On today’s daf, the rabbis are trying to figure out the specific circumstances surrounding a rule we encountered in a mishnah on yesterday’s page. The rule seems to be pretty straightforward:
If one placed his eruv in a tree above ten handbreadths from the ground, his eruv is not a valid eruv; if it is below ten handbreadths, his eruv is a valid eruv.
We’re discussing here the eruv techumin, the boundary extender that enables a person to walk farther than would normally be permitted on Shabbat. As we’ve seen already, this allowance is effectuated by placing a quantity of food at some distance from one’s home, thus extending the radius one is allowed to travel. The mishnah’s rule seems pretty simple — if you’re placing such an eruv in a tree, it must be at a height below ten handbreadths.
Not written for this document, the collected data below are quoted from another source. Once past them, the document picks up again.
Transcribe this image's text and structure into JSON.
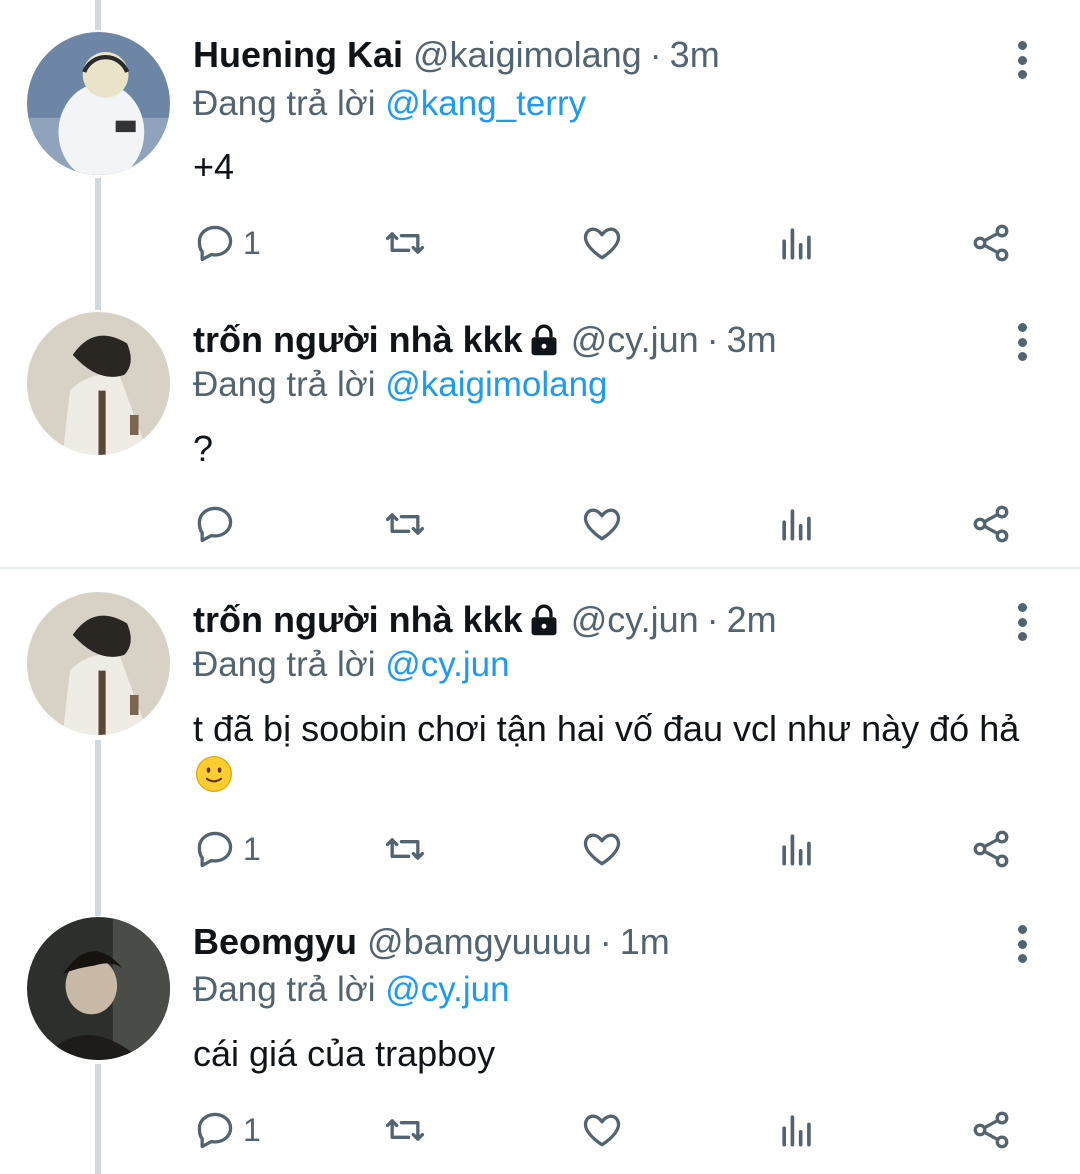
{
  "replying_label": "Đang trả lời",
  "tweets": [
    {
      "name": "Huening Kai",
      "handle": "@kaigimolang",
      "time": "3m",
      "replying_to": "@kang_terry",
      "text": "+4",
      "reply_count": "1",
      "locked": false
    },
    {
      "name": "trốn người nhà kkk",
      "handle": "@cy.jun",
      "time": "3m",
      "replying_to": "@kaigimolang",
      "text": "?",
      "reply_count": "",
      "locked": true
    },
    {
      "name": "trốn người nhà kkk",
      "handle": "@cy.jun",
      "time": "2m",
      "replying_to": "@cy.jun",
      "text": "t đã bị soobin chơi tận hai vố đau vcl như này đó hả",
      "reply_count": "1",
      "locked": true,
      "emoji": "slightly-smiling-face"
    },
    {
      "name": "Beomgyu",
      "handle": "@bamgyuuuu",
      "time": "1m",
      "replying_to": "@cy.jun",
      "text": "cái giá của trapboy",
      "reply_count": "1",
      "locked": false
    }
  ],
  "icons": [
    "reply-icon",
    "retweet-icon",
    "like-icon",
    "analytics-icon",
    "share-icon",
    "more-options-icon",
    "lock-icon"
  ],
  "colors": {
    "link": "#1d9bf0",
    "secondary": "#536471",
    "thread_line": "#cfd9de"
  }
}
Anything above that height, and the eruv is invalid.
For reasons that are hard to summarize (but you should definitely read yourself!), the rabbis determine that the case the mishnah is referring to is one in which someone is trying to place an eruv in a tree that sits in a public domain outside the city limits. The tree has a horizontal branch that extends from the trunk a distance of more than four amot and then turns vertical to a height of more than ten handbreadths. If the eruv is placed on the extended branch below 10 handbreadths, it is a valid eruv. Above that height, it’s not valid.
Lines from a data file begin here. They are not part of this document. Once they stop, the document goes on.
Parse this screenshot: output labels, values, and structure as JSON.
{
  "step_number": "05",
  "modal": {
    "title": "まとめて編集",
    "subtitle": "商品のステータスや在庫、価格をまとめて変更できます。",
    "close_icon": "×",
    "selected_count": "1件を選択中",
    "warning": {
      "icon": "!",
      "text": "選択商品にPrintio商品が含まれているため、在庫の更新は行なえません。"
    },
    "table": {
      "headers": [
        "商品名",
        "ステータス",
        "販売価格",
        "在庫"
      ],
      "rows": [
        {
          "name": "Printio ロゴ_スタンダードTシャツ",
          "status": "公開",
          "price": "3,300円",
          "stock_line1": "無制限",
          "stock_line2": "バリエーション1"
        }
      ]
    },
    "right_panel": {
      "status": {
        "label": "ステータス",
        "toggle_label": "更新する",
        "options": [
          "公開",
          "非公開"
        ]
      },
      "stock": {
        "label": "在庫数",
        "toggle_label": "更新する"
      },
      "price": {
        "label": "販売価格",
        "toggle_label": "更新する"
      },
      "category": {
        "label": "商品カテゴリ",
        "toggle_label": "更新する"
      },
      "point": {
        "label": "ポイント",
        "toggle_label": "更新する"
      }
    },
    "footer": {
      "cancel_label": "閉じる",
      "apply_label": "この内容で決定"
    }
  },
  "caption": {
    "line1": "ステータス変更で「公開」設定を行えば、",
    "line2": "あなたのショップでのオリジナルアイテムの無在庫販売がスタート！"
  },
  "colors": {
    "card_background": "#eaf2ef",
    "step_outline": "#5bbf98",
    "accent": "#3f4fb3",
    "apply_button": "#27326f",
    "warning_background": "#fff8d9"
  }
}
Oh, and one more thing: This whole situation applies only when the person is attempting to make use of the eruv on a Friday bein hash’mashot — literally “between the suns,” the rabbinic expression for twilight, the period between the setting of the sun and the onset of night.
Why only then? The rabbis are concerned about the person’s ability to retrieve the eruv food on Shabbat, and we know that moving an item between public and private domains constitutes hotza’a and is forbidden. The rabbis considered the area of a tree above ten handbreadths in height to be a private domain, and in this case the area beneath the tree is public, so retrieving the eruv food on Shabbat would require transferring the food from a private to a public area.
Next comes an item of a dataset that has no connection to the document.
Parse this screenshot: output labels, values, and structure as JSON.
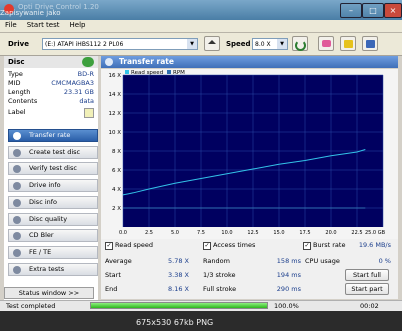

But if the food is placed on the extended branch beneath a height of ten handbreadths, both it and the person retrieving it are in the public domain, so there’s no transference problem. But there is a different problem, since according to rabbinic law it’s forbidden to remove an item from a tree on Shabbat.
Here’s where the timing issue becomes important. Twilight on a Friday is neither fully a weekday nor yet fully Shabbat, and according to Rabbi Yehuda Hanasi, Shabbat rules that are purely rabbinic in origin do not apply during this time. Hence, the ruling described in the mishnah must apply only during twilight.
Confused? You should be. This is the sort of head-spinning technical discussion Eruvin is renowned (or feared) for.
But the amazing thing is, the logic doesn’t end here. From this highly unusual case of a person who wants to establish an eruv in a tree, in a public domain, outside of a city, with an elongated branch of more than four amot, at less than ten handbreadths high, during the twilight hour, the rabbis derive a much broader principle: rabbinic Shabbat laws do not apply during the final period before nightfall on Friday. Not just in matters relating to an eruv, but always. Which for anyone who has found themselves rushing on a Friday with last minute Shabbat preparations, turns out to be mighty useful.